At Oaklawn Cemetery in Baltimore on Thursday, Col. Chris Portocholis, the military attache from the Greek Embassy in Washington, spoke reverent words over Mr. Themelis' flag-draped coffin:

"Let the soil above your casket weigh lightly on it," said the colonel, invoking a cultural tribute reserved for the bravest and most dedicated.

"We had no idea," said his son, John C. Themelis, a Baltimore City circuit judge. "He kept the cross in a little steel box with his naturalization papers. The decoration symbolized a return for his love to his country, that no matter what kind of person he was, he would go to a rich afterlife. For the Greek government to recognize a civilian, a little guy like my dad, is something very special."

Costas Themelis, 85, died of a stroke at Franklin Square Hospital Aug. 24.

"Costas lived in the same house for over 45 years, and no neighbor could be found to speak ill of him," said the Rev.
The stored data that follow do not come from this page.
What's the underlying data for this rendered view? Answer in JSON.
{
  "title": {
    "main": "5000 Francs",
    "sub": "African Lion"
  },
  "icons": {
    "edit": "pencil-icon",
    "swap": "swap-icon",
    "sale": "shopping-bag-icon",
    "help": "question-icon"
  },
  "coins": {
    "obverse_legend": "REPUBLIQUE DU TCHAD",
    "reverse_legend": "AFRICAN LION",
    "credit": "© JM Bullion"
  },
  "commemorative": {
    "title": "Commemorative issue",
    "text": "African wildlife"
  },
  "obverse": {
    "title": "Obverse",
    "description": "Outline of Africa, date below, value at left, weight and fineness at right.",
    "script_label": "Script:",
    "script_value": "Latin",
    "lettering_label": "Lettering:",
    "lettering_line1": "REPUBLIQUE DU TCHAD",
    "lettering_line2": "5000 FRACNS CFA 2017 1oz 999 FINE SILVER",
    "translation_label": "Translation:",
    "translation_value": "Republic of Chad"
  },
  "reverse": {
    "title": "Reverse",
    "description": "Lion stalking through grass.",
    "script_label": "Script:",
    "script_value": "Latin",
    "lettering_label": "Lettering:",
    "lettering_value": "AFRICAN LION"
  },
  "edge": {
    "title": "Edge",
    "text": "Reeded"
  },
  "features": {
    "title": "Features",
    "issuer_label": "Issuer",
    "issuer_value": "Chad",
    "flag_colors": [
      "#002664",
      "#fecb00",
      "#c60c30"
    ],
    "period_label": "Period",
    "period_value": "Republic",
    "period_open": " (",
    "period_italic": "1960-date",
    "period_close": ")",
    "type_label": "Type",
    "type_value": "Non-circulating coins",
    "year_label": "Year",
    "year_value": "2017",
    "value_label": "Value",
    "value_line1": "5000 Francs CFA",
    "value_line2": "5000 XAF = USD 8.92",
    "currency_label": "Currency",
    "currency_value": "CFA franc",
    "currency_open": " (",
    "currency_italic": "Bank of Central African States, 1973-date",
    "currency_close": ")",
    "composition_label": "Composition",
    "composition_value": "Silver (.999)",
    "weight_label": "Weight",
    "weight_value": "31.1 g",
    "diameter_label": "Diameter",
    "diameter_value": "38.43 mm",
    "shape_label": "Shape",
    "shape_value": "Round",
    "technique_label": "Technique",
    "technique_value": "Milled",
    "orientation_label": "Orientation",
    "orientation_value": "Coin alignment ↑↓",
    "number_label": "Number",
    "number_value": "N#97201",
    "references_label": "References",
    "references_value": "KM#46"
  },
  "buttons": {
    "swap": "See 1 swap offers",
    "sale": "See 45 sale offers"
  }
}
Manuel Burdusi, pastor at St. Nicholas Greek Orthodox Church, where the funeral was held. "He has lived a good, Christian life, and he has now earned his reward."

Born in Samos, Greece, Mr. Themelis fought during World War II with the Greek resistance, the Greek army when it was under British leadership and afterward, when the army fought under its own flag.

He married his childhood sweetheart, Stella Mallis, in 1944 in the area of Palestine known as Jerusalem. She was in a refugee camp after Greece fell to Germany; he was a staff sergeant waiting eagerly for order to return to combat.

As a young man, he had fought in the mountains of Greece and in Albania. When he returned to the front, he was sent to Italy and North Africa.

In 1948, Mr. Themelis reunited with his wife in Baltimore after fighting to free and then unify Greece.

They bought a house on Savage Street and had two sons, John and Peter, who is an executive with the labor and employee relations office with the National Institutes of Health. Both sons reside in Baltimore.

Mr. Themelis, who never discussed his war record with his family, became a painter and belonged to Local Painters Union No. 1. He helped paint the Chesapeake Bay Bridge and other towering structures at local steel plants and shipyards.

He eventually invested in a neighborhood tavern, the Volcano Bar near Johns Hopkins Hospital, which was bought by the city in the early 1970s.

Several years ago, Mrs. Themelis became ill and he cared for her. She resides in a Dundalk nursing home.

"He was a very tough, loving man who, when he made up his mind to do something, he did it," said John Themelis.

In addition to his wife and sons, survivors include seven grandchildren.